Wcześniej posiadany Technics nie był zły, ale kiedy dane mi było usłyszeć jak gra AKAI, to niemal usiadłem z wrażenia. Ależ to była jakość. Wcale się nie dziwię, ze ten model bywał w tamtym czasie używany nawet w rozgłośniach radiowych. I to wcale nie jako sprzęt redakcyjny, przeznaczony do słuchania muzycznych ciekawostek, ale do prezentacji nagrań w eterze.

Tych, którzy ten magnetofon mieli, na pewno ta wiadomość nie zdziwiła. Nie tylko miał na obudowie napis „Reference”, ale naprawdę był Referencyjny.

Nagrywał i odtwarzał jak sam Szatan. A jeśli jeszcze nauczyło się korzystać ze wszystkich jego możliwości kalibracyjno, post-kalibracyjnych, to nawet nagrywając kiepsko brzmiącą płytę można było wyciągnąć jakość absolutnie nieprawdopodobną.

Uwielbiałem ten zestaw. Nie dość, że grał o niebo, lub nawet o cztery nieba lepiej od Technicsa, to jeszcze wyglądał znacznie lepiej. Wszystkie trzy klocki były duże, ciężkie i miały design, który nadzwyczaj mi pasował.

Głośniki  ART-AUDIO

Każdy, kto dotąd czytał z uwagą o moich zmaganiach z kolejnymi sprzętami, już wie, że przez bardzo długi okres używałem nieciekawych głośników produkcji krajowej.

Ponieważ zmieniłem po raz kolejny całą elektronikę i to na naprawdę wyższą klasę, przyszedł w końcu czas na poszukanie lepiej brzmiących głośników. Problem w tym, że te grające wyjątkowo dobrze, kosztowały niemałe sumy. W takim razie trzeba było szukać czegoś mało znanego, niedrogiego a przy tym przyzwoitego jeśli chodzi o jakość dźwięku.

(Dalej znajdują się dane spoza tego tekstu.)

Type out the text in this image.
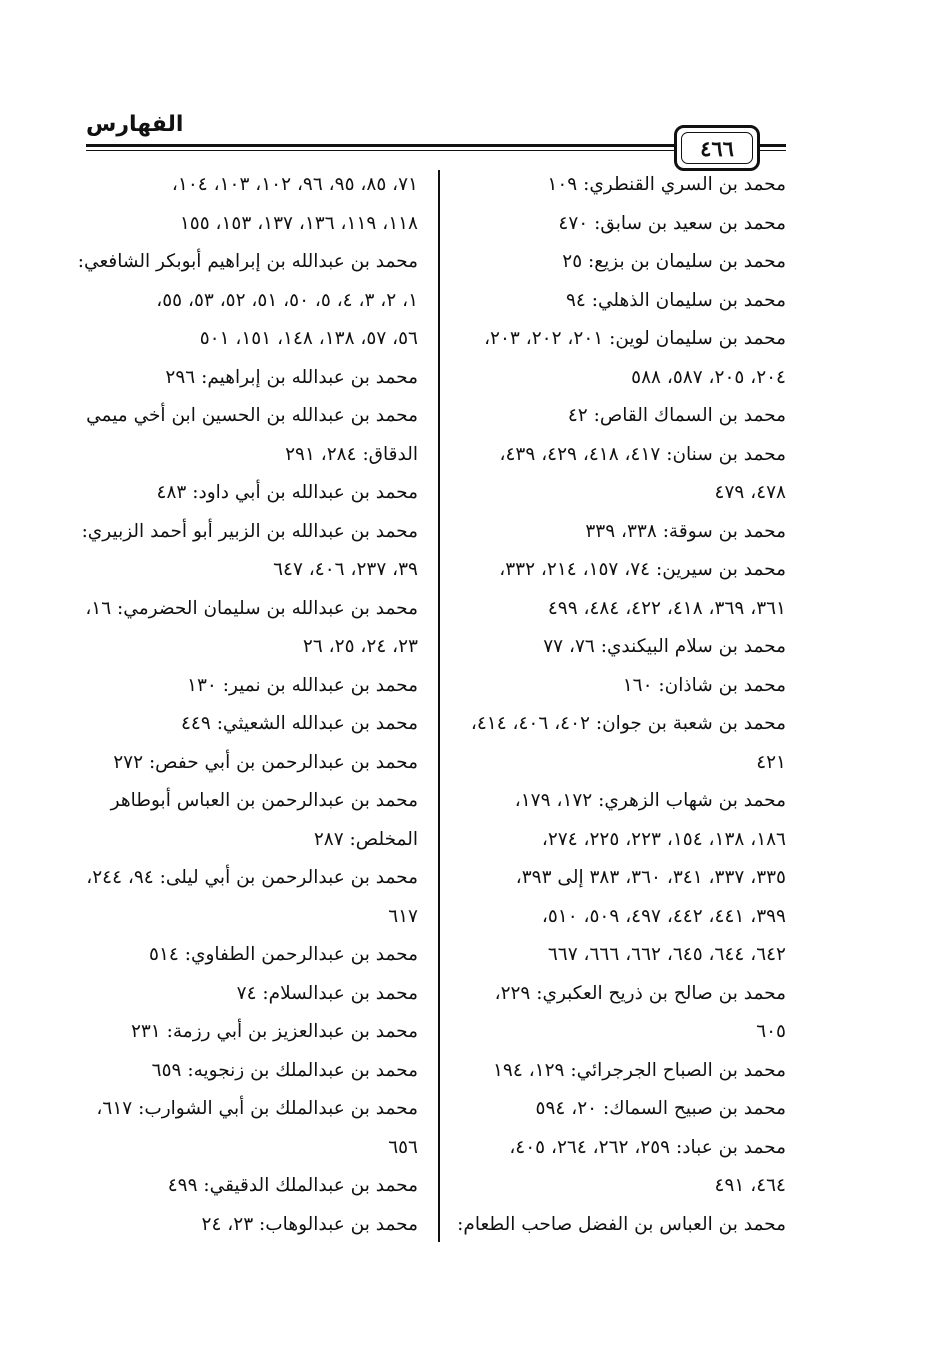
الفهارس
٤٦٦
محمد بن السري القنطري: ١٠٩
محمد بن سعيد بن سابق: ٤٧٠
محمد بن سليمان بن بزيع: ٢٥
محمد بن سليمان الذهلي: ٩٤
محمد بن سليمان لوين: ٢٠١، ٢٠٢، ٢٠٣،
٢٠٤، ٢٠٥، ٥٨٧، ٥٨٨
محمد بن السماك القاص: ٤٢
محمد بن سنان: ٤١٧، ٤١٨، ٤٢٩، ٤٣٩،
٤٧٨، ٤٧٩
محمد بن سوقة: ٣٣٨، ٣٣٩
محمد بن سيرين: ٧٤، ١٥٧، ٢١٤، ٣٣٢،
٣٦١، ٣٦٩، ٤١٨، ٤٢٢، ٤٨٤، ٤٩٩
محمد بن سلام البيكندي: ٧٦، ٧٧
محمد بن شاذان: ١٦٠
محمد بن شعبة بن جوان: ٤٠٢، ٤٠٦، ٤١٤،
٤٢١
محمد بن شهاب الزهري: ١٧٢، ١٧٩،
١٨٦، ١٣٨، ١٥٤، ٢٢٣، ٢٢٥، ٢٧٤،
٣٣٥، ٣٣٧، ٣٤١، ٣٦٠، ٣٨٣ إلى ٣٩٣،
٣٩٩، ٤٤١، ٤٤٢، ٤٩٧، ٥٠٩، ٥١٠،
٦٤٢، ٦٤٤، ٦٤٥، ٦٦٢، ٦٦٦، ٦٦٧
محمد بن صالح بن ذريح العكبري: ٢٢٩،
٦٠٥
محمد بن الصباح الجرجرائي: ١٢٩، ١٩٤
محمد بن صبيح السماك: ٢٠، ٥٩٤
محمد بن عباد: ٢٥٩، ٢٦٢، ٢٦٤، ٤٠٥،
٤٦٤، ٤٩١
محمد بن العباس بن الفضل صاحب الطعام:
٧١، ٨٥، ٩٥، ٩٦، ١٠٢، ١٠٣، ١٠٤،
١١٨، ١١٩، ١٣٦، ١٣٧، ١٥٣، ١٥٥
محمد بن عبدالله بن إبراهيم أبوبكر الشافعي:
١، ٢، ٣، ٤، ٥، ٥٠، ٥١، ٥٢، ٥٣، ٥٥،
٥٦، ٥٧، ١٣٨، ١٤٨، ١٥١، ٥٠١
محمد بن عبدالله بن إبراهيم: ٢٩٦
محمد بن عبدالله بن الحسين ابن أخي ميمي
الدقاق: ٢٨٤، ٢٩١
محمد بن عبدالله بن أبي داود: ٤٨٣
محمد بن عبدالله بن الزبير أبو أحمد الزبيري:
٣٩، ٢٣٧، ٤٠٦، ٦٤٧
محمد بن عبدالله بن سليمان الحضرمي: ١٦،
٢٣، ٢٤، ٢٥، ٢٦
محمد بن عبدالله بن نمير: ١٣٠
محمد بن عبدالله الشعيثي: ٤٤٩
محمد بن عبدالرحمن بن أبي حفص: ٢٧٢
محمد بن عبدالرحمن بن العباس أبوطاهر
المخلص: ٢٨٧
محمد بن عبدالرحمن بن أبي ليلى: ٩٤، ٢٤٤،
٦١٧
محمد بن عبدالرحمن الطفاوي: ٥١٤
محمد بن عبدالسلام: ٧٤
محمد بن عبدالعزيز بن أبي رزمة: ٢٣١
محمد بن عبدالملك بن زنجويه: ٦٥٩
محمد بن عبدالملك بن أبي الشوارب: ٦١٧،
٦٥٦
محمد بن عبدالملك الدقيقي: ٤٩٩
محمد بن عبدالوهاب: ٢٣، ٢٤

Znajomy powiedział mi, że na warszawskim Służewcu jest sklep, który sprowadza kolumny, które podobno produkowano na Łotwie, ale dla krajów skandynawskich. Duże kolumny typowo podłogowe, występujące pod nazwa NORSK-AUDIO od razu odpuściłem, bo zaiste były spore. O wiele za duże jak na mój 12 metrowy pokój.

\Spodobały mi się za to spore monitory o handlowej nazwie ART-AUDIO. Rozmiarów mniej więcej polskich Altusów. Były bardzo solidnie wykonane, z wyjątkowo grubej sklejki wzmacnianej najprawdziwszym drewnem. Z tyłu miały regulatory barwy dźwięku na wypadek gdyby ktoś potrzebował takiej opcji. Z przodu osłonięte maskownicą obciąganą bardzo przyzwoitą tkaniną.

Natomiast po zdjęciu maskownicy ich uroda wiele traciła. Po prostu były brzydkie. Koszmarnie brzydkie. Dlatego korzystałem z nich zawsze z założoną osłoną.

\Jeśli zaś chodzi o ich dźwięk, to w połączeniu z klockami AKAI, był niesamowity.

Chyba po raz pierwszy usłyszałem aż tyle stereofonii i przejrzystości naraz. Co nie znaczy, że grały jasno. Oczywiście gdyby ktoś chciał, mogły zagrać ostrą górą, ale przy ustawieniu tylnych pokręteł na „0”, dźwięk był czytelny i nienachalny w górnych rejestrach, wyraźny w środku i całkiem mocny i punktowy na dole.

Dopiero niedawno dowiedziałem się, że te głośniki rzeczywiście produkowano na Łotwie, a były konstrukcją firmy Radiotehnika i w oryginale miały symbol H-150.

Czego chcieć więcej?

Z zestawu AKAI wspomaganego przez duże monitory ART-AUDIO korzystałem przez kilka lat.

Dzięki magnetofonowi GX 75 mk II, mogłem nagrywać kasety z nieprawdopodobną jakością.

Jednocześnie nabywałem także płyty CD, które w międzyczasie bardzo potaniały.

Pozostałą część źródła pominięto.